ARTICLE ABOUT Fanny FROM New Musical Express, April 28, 1973


A really good review for Fanny on this, their fourth album, but still the record buyers didn`t seem to “get” it – or they may have misjudged the musical qualities of one of the very first female rock bands. The start of the seventies was a very male-orientated place and this great band deserves much more credit than they got at the time. Cheers to Fanny – you did very well and the reviewer agrees!
Read on!

Fanny: “Mother`s Pride” (Reprise).

Album review by Charles Shaar Murray

By now, most people know that Fanny are one of the best rock bands currently functioning. Their albums, particularly “Charity Ball” (their second, but the first to be released here) are fine things to have around the house, and their gigs are always loud, funky, powerful, tuneful and delightfully rowdy.
Rock writers love `em for their effortless blending of the arts of rock and pop, as much as for anything else, and they never fail to send an audience home hoarse and happy.
So what’s the problem?

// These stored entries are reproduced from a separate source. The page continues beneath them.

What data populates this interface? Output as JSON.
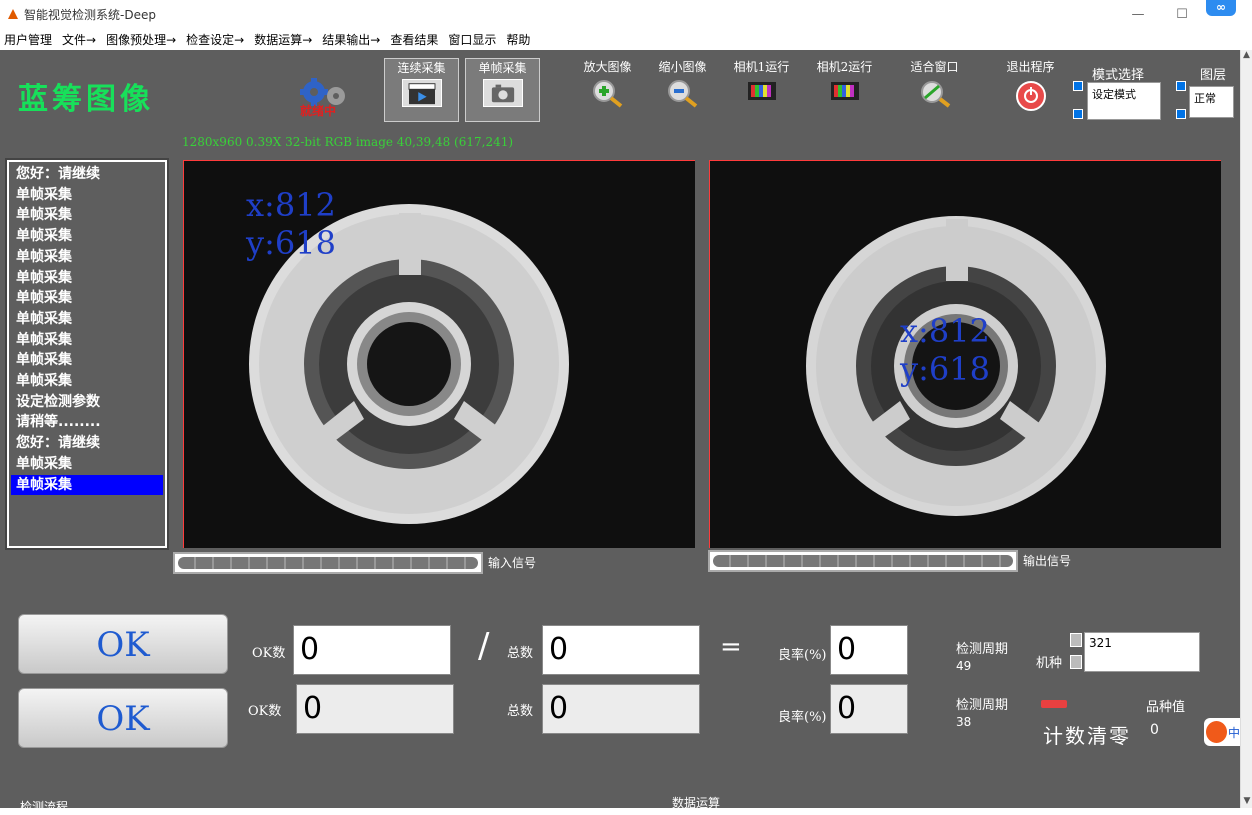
{
  "window": {
    "title": "智能视觉检测系统-Deep",
    "minimize": "—",
    "maximize": "☐"
  },
  "menu": [
    "用户管理",
    "文件→",
    "图像预处理→",
    "检查设定→",
    "数据运算→",
    "结果输出→",
    "查看结果",
    "窗口显示",
    "帮助"
  ],
  "brand": "蓝筹图像",
  "gear_status": "就绪中",
  "toolbar": {
    "continuous": "连续采集",
    "single": "单帧采集",
    "zoom_in": "放大图像",
    "zoom_out": "缩小图像",
    "cam1": "相机1运行",
    "cam2": "相机2运行",
    "fit": "适合窗口",
    "exit": "退出程序",
    "mode_label": "模式选择",
    "mode_value": "设定模式",
    "layer_label": "图层",
    "layer_value": "正常"
  },
  "image_info": "1280x960 0.39X 32-bit RGB image 40,39,48   (617,241)",
  "log": [
    "您好：请继续",
    "单帧采集",
    "单帧采集",
    "单帧采集",
    "单帧采集",
    "单帧采集",
    "单帧采集",
    "单帧采集",
    "单帧采集",
    "单帧采集",
    "单帧采集",
    "设定检测参数",
    "请稍等........",
    "您好：请继续",
    "单帧采集",
    "单帧采集"
  ],
  "log_selected_index": 15,
  "cam1": {
    "x": "x:812",
    "y": "y:618"
  },
  "cam2": {
    "x": "x:812",
    "y": "y:618"
  },
  "signals": {
    "input": "输入信号",
    "output": "输出信号"
  },
  "row1": {
    "result": "OK",
    "ok_label": "OK数",
    "ok_value": "0",
    "total_label": "总数",
    "total_value": "0",
    "rate_label": "良率(%)",
    "rate_value": "0",
    "cycle_label": "检测周期",
    "cycle_value": "49",
    "model_label": "机种",
    "model_value": "321"
  },
  "row2": {
    "result": "OK",
    "ok_label": "OK数",
    "ok_value": "0",
    "total_label": "总数",
    "total_value": "0",
    "rate_label": "良率(%)",
    "rate_value": "0",
    "cycle_label": "检测周期",
    "cycle_value": "38",
    "variety_label": "品种值",
    "variety_value": "0",
    "reset_label": "计数清零"
  },
  "slash": "/",
  "equals": "=",
  "footer": {
    "left": "检测流程",
    "center": "数据运算"
  },
  "ime": "中"
}
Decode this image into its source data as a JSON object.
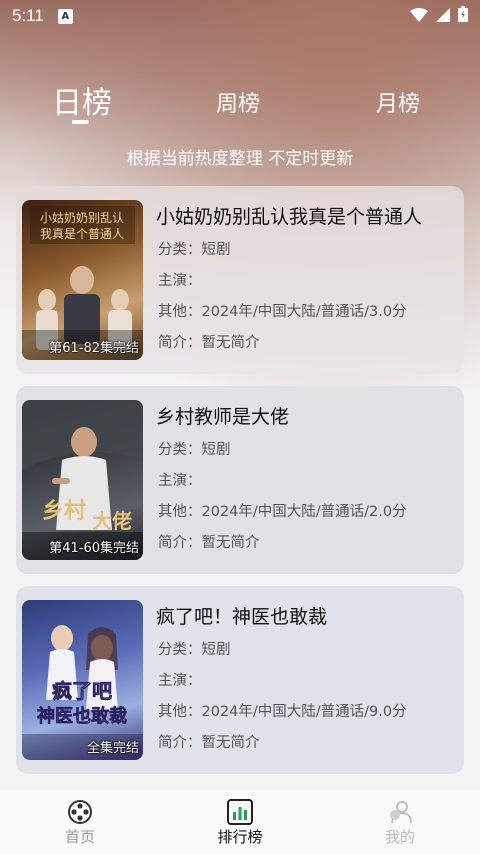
{
  "status_bar": {
    "time": "5:11",
    "notification_icon": "A",
    "icons": [
      "wifi-icon",
      "signal-icon",
      "battery-icon"
    ]
  },
  "tabs": [
    {
      "label": "日榜",
      "active": true
    },
    {
      "label": "周榜",
      "active": false
    },
    {
      "label": "月榜",
      "active": false
    }
  ],
  "subtitle": "根据当前热度整理 不定时更新",
  "items": [
    {
      "title": "小姑奶奶别乱认我真是个普通人",
      "category": "分类：短剧",
      "cast": "主演：",
      "other": "其他：2024年/中国大陆/普通话/3.0分",
      "intro": "简介：暂无简介",
      "badge": "第61-82集完结",
      "poster_text": "小姑奶奶别乱认我真是个普通人"
    },
    {
      "title": "乡村教师是大佬",
      "category": "分类：短剧",
      "cast": "主演：",
      "other": "其他：2024年/中国大陆/普通话/2.0分",
      "intro": "简介：暂无简介",
      "badge": "第41-60集完结",
      "poster_text": "乡村教师是大佬"
    },
    {
      "title": "疯了吧！神医也敢裁",
      "category": "分类：短剧",
      "cast": "主演：",
      "other": "其他：2024年/中国大陆/普通话/9.0分",
      "intro": "简介：暂无简介",
      "badge": "全集完结",
      "poster_text": "疯了吧 神医也敢裁"
    }
  ],
  "bottom_nav": [
    {
      "label": "首页",
      "icon": "film-reel-icon",
      "active": false
    },
    {
      "label": "排行榜",
      "icon": "bar-chart-icon",
      "active": true
    },
    {
      "label": "我的",
      "icon": "user-icon",
      "active": false
    }
  ],
  "colors": {
    "header_gradient_top": "#9a6c60",
    "background": "#f3f3f3",
    "active_nav": "#111111",
    "inactive_nav": "#999999"
  }
}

Simply, Fanny don’t sell records. Why, I haven’t the least idea. Their last three singles have all been excellent, and their albums deliver the goods all right too.
Still, ours not to reason why. The new one is truly excellent, and I think that Todd Rundgren’s production has made all the difference. I’m no great admirer of Rundgren’s own records — he’s fast, funny and tricky but rather superficial — but he knows how to use a studio to get the best out of other folks.
Anyway, teaming him up with Fanny was definitely a masterstroke. His dexterity with the knobs and sliders means that the album doesn’t let up for a second.
On Randy Newman’s “Last Night I Had A Dream”, the phasing on the drums and piano give it just the right touch of menace. Alternatively, the smooth, light feel he gets on June’s silkily bitchy “Polecat Blues”, is a joy, and on “I Need You Need Me” the booming Spectorish sound supports Nickey Barclay’s frighteningly intense vocal with the perfect degree of paranoia.
Alice de Buhr, the mighty mistress of the sticks and skins, has a perfect drummer’s voice — a female American Ringo Starr tone in fact, and her calculated tuneless warble is brilliantly utilised on Nickey’s composition “Solid Gold”, which thanks the world for making the band a household word.
Please don’t allow Fanny to escape from Britain without your seeing them. They’re far too good to be dismissed as a bunch of chicks pretending to be a rock band. Hear them — and you’ll never put ’em down again. I promise.